Two more acoustic signals consistent with a black box flight data recorder have been picked up by an Australian navy ship in the search for the missing Malaysia Airlines plane.
Retired air chief marshal Angus Houston, who is in charge of co-ordinating the search from Perth, on Monday said it was probably the best information of the search so far.
It was revealed on Sunday that two “acoustic events” had been picked up by Chinese ship Haixun 01 using hydrophones while the Australian vessel, Ocean Shield, had detected another two signals in a different part of the Indian Ocean search zone.
Air chief marshal Houston said the Ocean Shield, which is towing a pinger detector, had since picked up signals consistent with black box emissions on two separate occasions in the northern part of the search zone, where the water depth is about 4500 metres.
The first detection was held for about two hours and 20 minutes before contact was lost.
The second detection, made as the vessel back-tracked, was held for about 13 minutes.
“On this occasion, two distinct pinger returns were audible,” air chief marshal Houston told reporters on Monday.
“Significantly, this would be consistent with transmissions from both the flight data recorder and the cockpit voice recorder.
“Clearly, this is a most promising lead.
“In the search so far, it’s probably the best information that we’ve had.
“I’m much more optimistic than I was a week ago.”
But he warned against jumping to conclusions, saying more information was needed.

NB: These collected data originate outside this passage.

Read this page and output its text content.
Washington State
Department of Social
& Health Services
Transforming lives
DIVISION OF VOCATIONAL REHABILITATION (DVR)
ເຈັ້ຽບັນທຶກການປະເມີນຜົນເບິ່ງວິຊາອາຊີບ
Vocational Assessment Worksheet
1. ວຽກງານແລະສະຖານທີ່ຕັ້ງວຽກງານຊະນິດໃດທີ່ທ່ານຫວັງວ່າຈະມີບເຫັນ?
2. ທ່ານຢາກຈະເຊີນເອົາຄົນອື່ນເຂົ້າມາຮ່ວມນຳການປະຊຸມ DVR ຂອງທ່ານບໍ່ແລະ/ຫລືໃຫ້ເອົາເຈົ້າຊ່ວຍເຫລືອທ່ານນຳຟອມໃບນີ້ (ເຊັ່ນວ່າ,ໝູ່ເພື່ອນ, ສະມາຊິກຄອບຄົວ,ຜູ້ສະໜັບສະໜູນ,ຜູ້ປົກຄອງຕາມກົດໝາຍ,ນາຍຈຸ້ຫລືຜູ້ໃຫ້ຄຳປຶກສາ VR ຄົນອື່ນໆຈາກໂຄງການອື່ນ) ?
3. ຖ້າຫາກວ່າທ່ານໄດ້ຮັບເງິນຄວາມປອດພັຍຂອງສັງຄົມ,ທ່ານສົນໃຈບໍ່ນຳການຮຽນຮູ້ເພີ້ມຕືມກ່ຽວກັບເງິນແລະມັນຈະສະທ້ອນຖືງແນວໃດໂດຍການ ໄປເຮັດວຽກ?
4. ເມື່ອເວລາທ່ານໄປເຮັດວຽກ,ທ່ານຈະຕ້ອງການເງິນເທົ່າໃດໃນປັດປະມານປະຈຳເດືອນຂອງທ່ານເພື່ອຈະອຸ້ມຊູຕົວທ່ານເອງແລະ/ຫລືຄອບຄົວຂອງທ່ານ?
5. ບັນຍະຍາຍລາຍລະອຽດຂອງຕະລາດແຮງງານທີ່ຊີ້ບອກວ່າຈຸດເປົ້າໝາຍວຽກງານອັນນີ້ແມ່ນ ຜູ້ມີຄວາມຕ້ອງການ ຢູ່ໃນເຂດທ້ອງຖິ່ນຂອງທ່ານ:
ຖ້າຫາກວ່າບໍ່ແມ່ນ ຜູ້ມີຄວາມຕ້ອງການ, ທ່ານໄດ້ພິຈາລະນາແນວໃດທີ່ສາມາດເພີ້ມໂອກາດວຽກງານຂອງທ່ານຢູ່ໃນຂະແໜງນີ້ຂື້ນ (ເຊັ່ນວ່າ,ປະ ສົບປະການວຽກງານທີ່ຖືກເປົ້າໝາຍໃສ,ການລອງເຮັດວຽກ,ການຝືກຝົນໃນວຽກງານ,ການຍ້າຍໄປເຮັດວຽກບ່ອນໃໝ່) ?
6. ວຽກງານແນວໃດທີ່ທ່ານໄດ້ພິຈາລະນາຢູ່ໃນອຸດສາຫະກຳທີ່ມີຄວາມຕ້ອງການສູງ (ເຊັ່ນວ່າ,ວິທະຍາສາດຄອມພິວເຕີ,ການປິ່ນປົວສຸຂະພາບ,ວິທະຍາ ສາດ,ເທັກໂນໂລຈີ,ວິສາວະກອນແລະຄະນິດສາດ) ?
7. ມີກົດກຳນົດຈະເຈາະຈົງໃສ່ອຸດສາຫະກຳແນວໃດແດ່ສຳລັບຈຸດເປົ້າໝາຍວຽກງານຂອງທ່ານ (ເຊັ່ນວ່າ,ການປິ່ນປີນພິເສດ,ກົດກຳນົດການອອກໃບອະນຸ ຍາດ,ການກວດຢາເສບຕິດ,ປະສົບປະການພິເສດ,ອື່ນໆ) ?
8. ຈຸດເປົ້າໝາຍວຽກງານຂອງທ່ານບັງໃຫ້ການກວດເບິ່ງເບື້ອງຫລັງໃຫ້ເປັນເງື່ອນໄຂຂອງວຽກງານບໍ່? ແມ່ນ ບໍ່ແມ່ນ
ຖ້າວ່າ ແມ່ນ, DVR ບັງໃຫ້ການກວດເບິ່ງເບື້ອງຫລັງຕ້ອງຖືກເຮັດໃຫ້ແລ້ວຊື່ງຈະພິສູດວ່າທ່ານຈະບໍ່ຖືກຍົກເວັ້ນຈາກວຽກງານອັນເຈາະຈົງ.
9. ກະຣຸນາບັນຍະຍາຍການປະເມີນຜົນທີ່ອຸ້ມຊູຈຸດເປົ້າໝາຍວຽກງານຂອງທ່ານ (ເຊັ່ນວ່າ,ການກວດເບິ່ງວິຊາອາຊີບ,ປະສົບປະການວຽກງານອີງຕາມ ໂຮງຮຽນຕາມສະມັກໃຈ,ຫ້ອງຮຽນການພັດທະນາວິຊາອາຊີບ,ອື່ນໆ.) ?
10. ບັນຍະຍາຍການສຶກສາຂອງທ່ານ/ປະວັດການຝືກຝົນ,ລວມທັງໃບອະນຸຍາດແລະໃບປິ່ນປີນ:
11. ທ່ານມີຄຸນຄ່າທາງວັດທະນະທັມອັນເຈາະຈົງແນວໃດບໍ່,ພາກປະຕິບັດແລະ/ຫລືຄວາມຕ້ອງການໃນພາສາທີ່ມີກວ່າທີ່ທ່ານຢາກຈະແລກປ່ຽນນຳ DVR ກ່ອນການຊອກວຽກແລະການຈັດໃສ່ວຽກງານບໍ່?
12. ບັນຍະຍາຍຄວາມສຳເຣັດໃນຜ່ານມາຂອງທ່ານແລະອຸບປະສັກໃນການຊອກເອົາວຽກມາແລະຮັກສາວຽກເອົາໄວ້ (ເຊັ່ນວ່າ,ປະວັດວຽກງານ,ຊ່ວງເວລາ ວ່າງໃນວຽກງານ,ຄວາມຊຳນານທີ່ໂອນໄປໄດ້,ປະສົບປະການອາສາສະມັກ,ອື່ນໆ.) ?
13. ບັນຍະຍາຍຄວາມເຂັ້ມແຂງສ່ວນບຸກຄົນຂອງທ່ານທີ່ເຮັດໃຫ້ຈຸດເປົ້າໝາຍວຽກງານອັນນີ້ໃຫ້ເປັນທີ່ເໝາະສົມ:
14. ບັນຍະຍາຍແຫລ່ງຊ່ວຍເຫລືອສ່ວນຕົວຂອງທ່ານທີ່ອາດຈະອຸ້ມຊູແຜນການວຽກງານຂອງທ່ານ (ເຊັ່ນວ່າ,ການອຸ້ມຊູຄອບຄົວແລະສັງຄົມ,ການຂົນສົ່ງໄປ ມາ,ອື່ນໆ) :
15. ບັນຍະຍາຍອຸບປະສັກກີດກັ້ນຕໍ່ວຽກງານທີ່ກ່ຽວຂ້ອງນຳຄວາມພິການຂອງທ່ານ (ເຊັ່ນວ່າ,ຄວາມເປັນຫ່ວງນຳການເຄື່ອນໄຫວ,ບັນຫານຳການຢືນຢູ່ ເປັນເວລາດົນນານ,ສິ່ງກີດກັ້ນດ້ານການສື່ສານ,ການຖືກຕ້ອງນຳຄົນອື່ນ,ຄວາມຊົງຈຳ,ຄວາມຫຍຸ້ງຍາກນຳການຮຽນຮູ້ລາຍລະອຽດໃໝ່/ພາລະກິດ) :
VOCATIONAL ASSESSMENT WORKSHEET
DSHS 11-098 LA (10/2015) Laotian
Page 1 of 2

“We haven’t found the aircraft yet and we need further confirmation – I really stress that,” he said.
“There are many steps yet before these detections can be positively verified as being from missing flight MH370 … it could take some days before the information is available.
“In very deep oceanic water, nothing happens fast.”
The signals were detected just under 2000 metres apart but it was quite possible – because of the attenuation of audio under water – that the sounds came from the same source on the sea bed, Royal Australian Navy Commodore Peter Leavy said.
The priority is to reacquire the signal before Ocean Shield deploys an autonomous underwater vehicle that will attempt to find and photograph any wreckage on the sea floor.
Air chief marshal Houston said the vehicle’s capability was stretched to its limit at the water depth of the current search zone.
“We’re right on the edge,” he said.
US Navy Captain Mark Matthews said the vehicle’s imaging capability was just a few metres, “but sidescan sonar can extend another, maybe, 100 metres”.
Air chief marshall Houston said the black box beacon’s battery must be getting close to the end of its life.
“We’re already one day past the advertised shelf life,” he said.
“We hope that it keeps going for a little bit longer.”
White floating objects spotted at the weekend by the Chinese had been checked and had no relationship to the missing plane.
MH370 disappeared on a flight from Kuala Lumpur to Beijing on March 8.
All 239 passengers and crew are presumed dead.